Una visione piccina dello sfruttamento delle nostre risorse ambientali ha lanciato sui nostri monti, come cercatori d’oro nel Klondike, ambigui e biechi personaggi che quotidianamente se ne appropriano.
Nell’attuale epoca moderna, i nostri monti, ormai abbandonati, da tempo non ricevono più le cure religiose che i nostri avi vi dedicavano; sottovalutati e legalmente dimenticati dalle varie amministrazioni che nel tempo si sono susseguite, sono divenuti terra di conquista da parte di chiunque voglia depredarli di alberi, abbandonarvi rifiuti e, infine, incendiarli per avere pascolo fresco.

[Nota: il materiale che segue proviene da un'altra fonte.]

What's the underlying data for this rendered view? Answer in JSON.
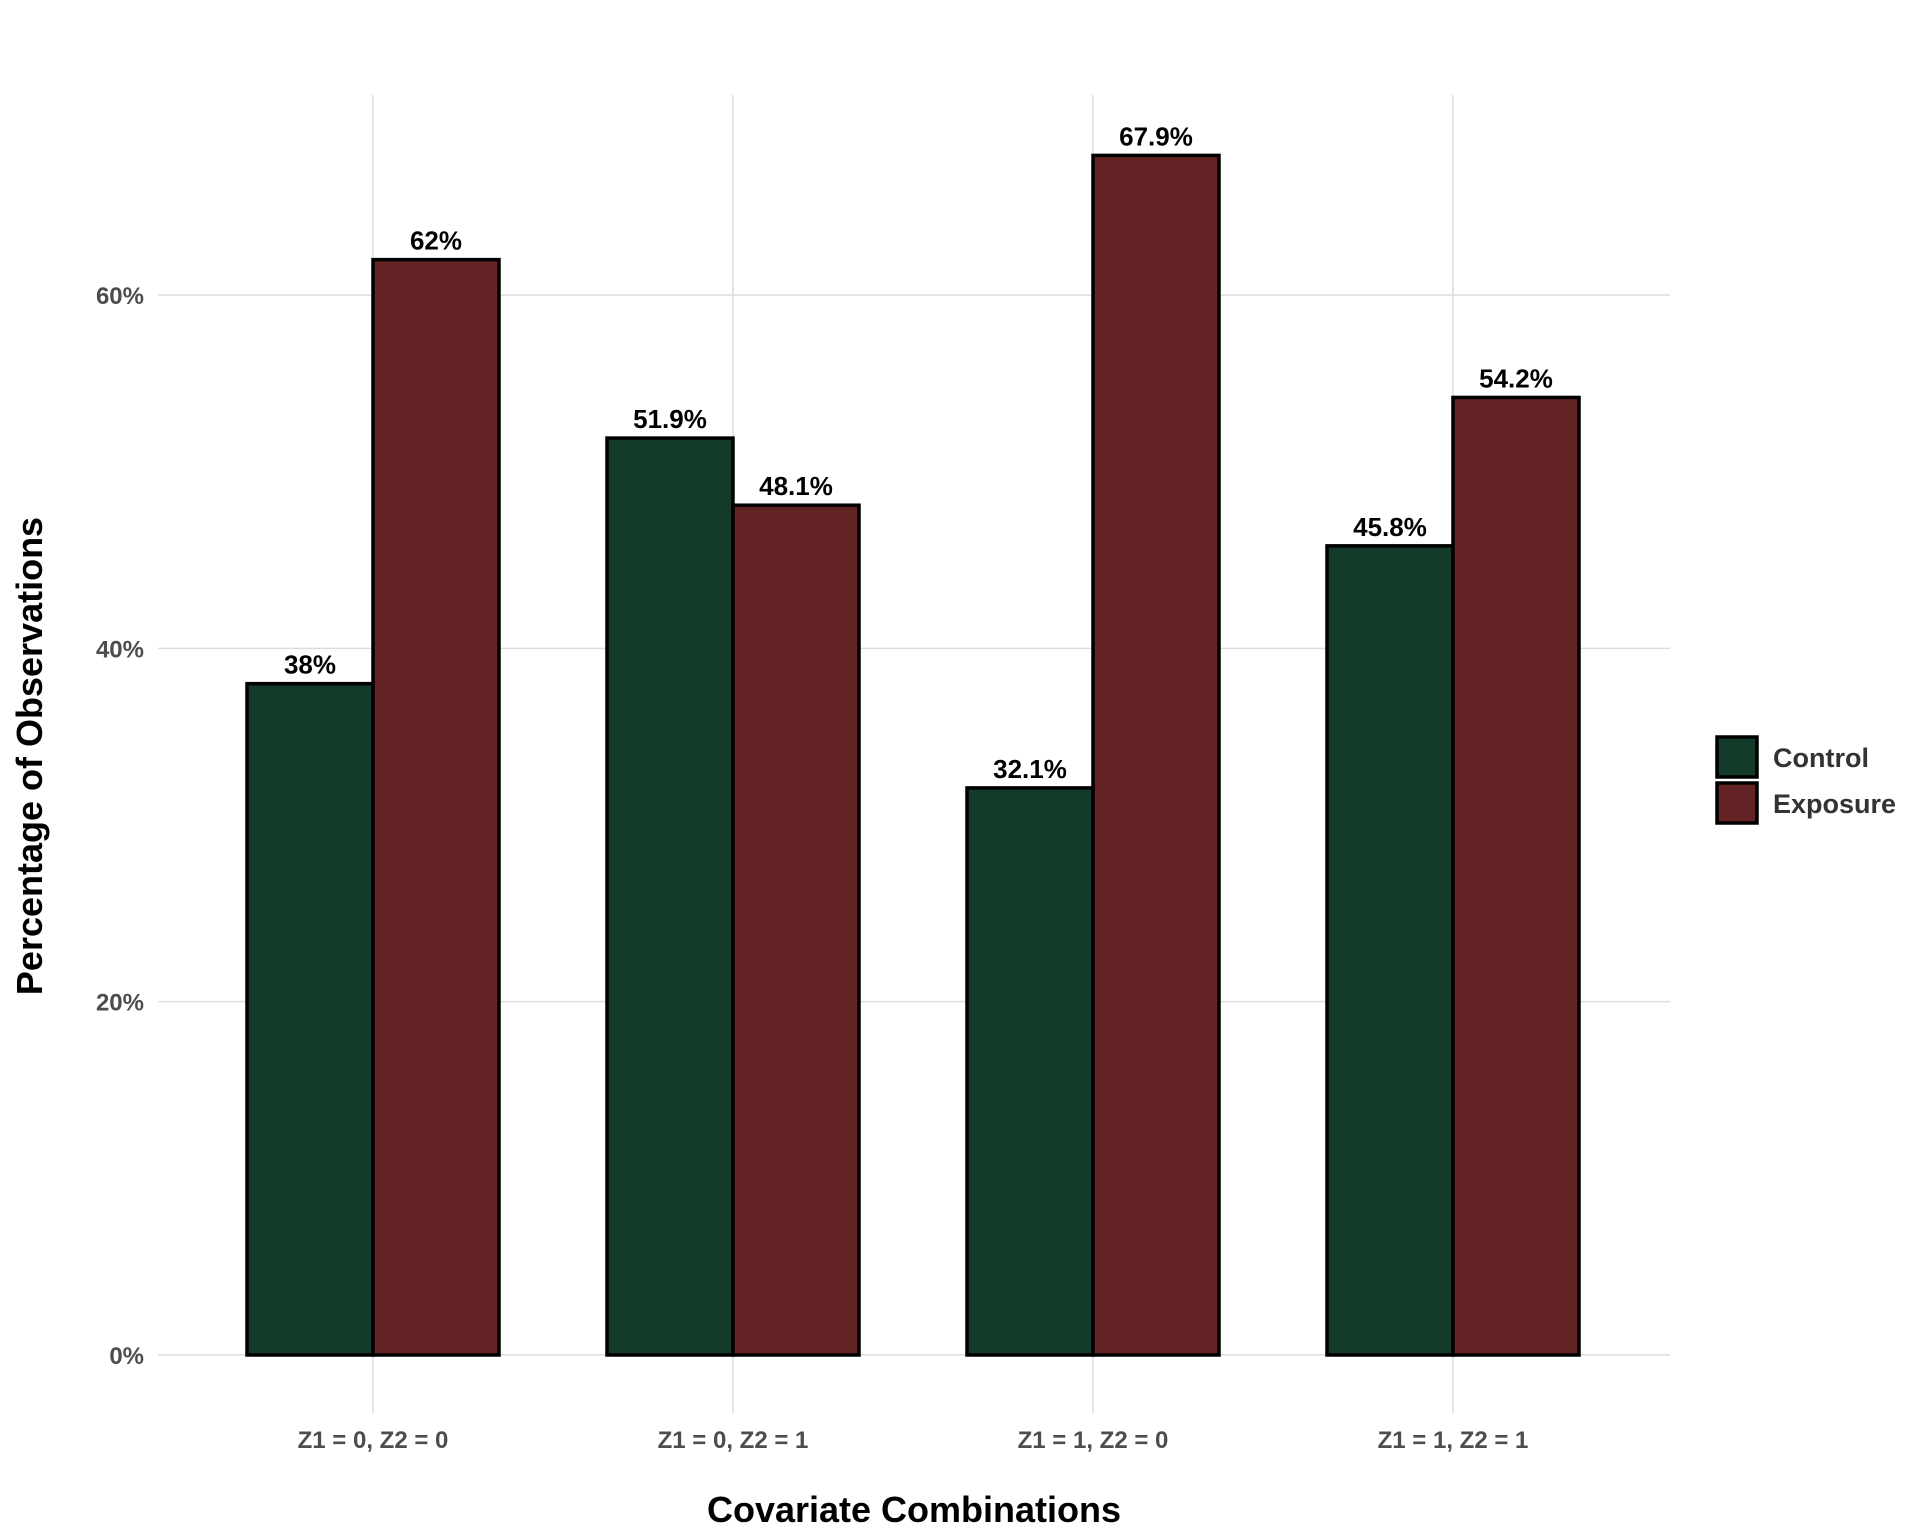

Tali azioni viziate, illegali e non perseguitate da alcun Organo preposto, attuate da persone prive di
qualsiasi cultura storica e/o ambientale, ha trasmesso nella maggior parte della popolazione indigena l’idea di un unico, misero, immediato, possibile guadagno. Non mi stancherò mai di ripeterlo: uno sfruttamento simile è da ciechi in quanto pericoloso e limitato nel tempo.
Siamo figli ingrati ed irriconoscenti, abbiamo cancellato con gesti incivili, conditi da ignoranza, la sacralità che, attraverso i monti, ci legava ai nostri antenati…

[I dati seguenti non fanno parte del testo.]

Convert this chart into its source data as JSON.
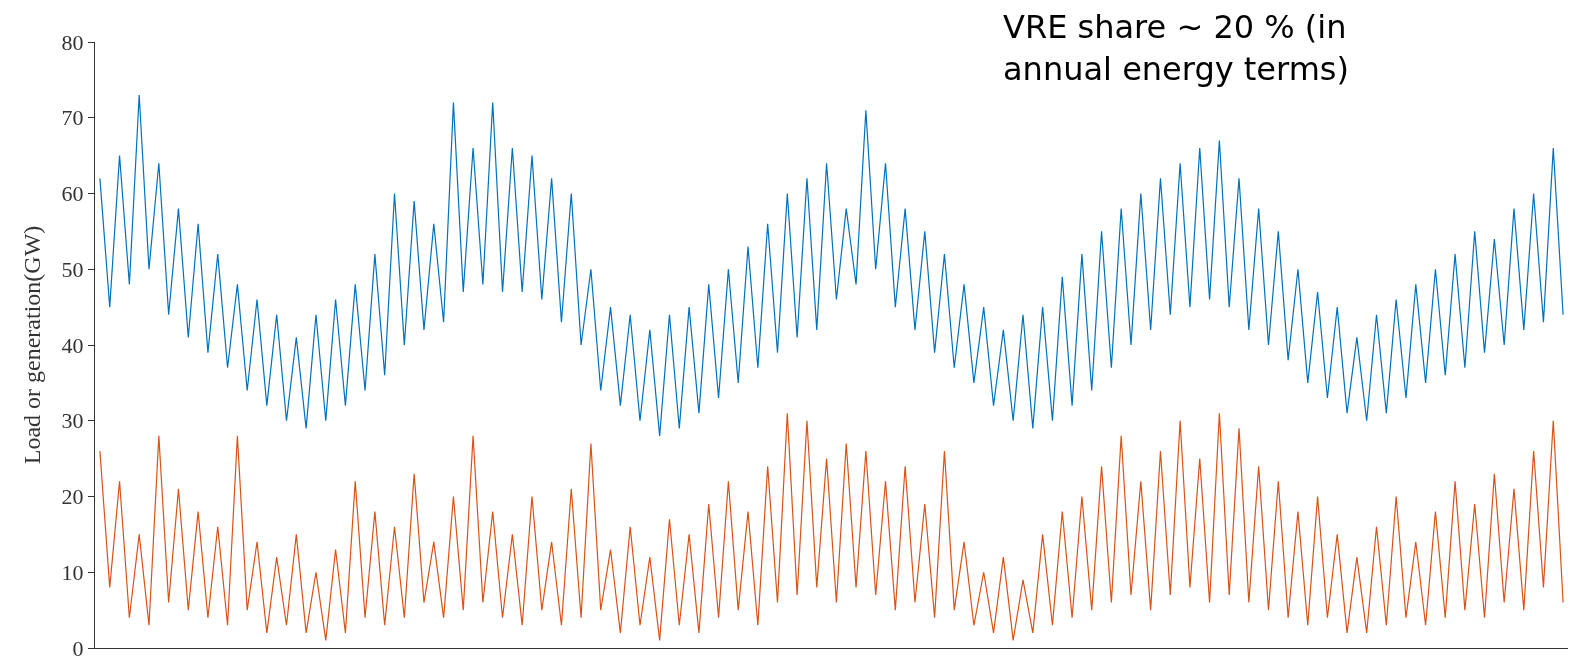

Sono solo segno dei tempi, mi si dice: giustissimo! Tempi bui, dico io. E spesso mi ritrovo a pensare… che… un buon padre, sempre attento e vicino ai propri figli, si aspetta un atto d’amore e di riconoscenza quando attraversa dei periodi e delle vicissitudini poco piacevoli.
C’era una volta la montagna…. Così inizieranno i nostri racconti alle future generazioni.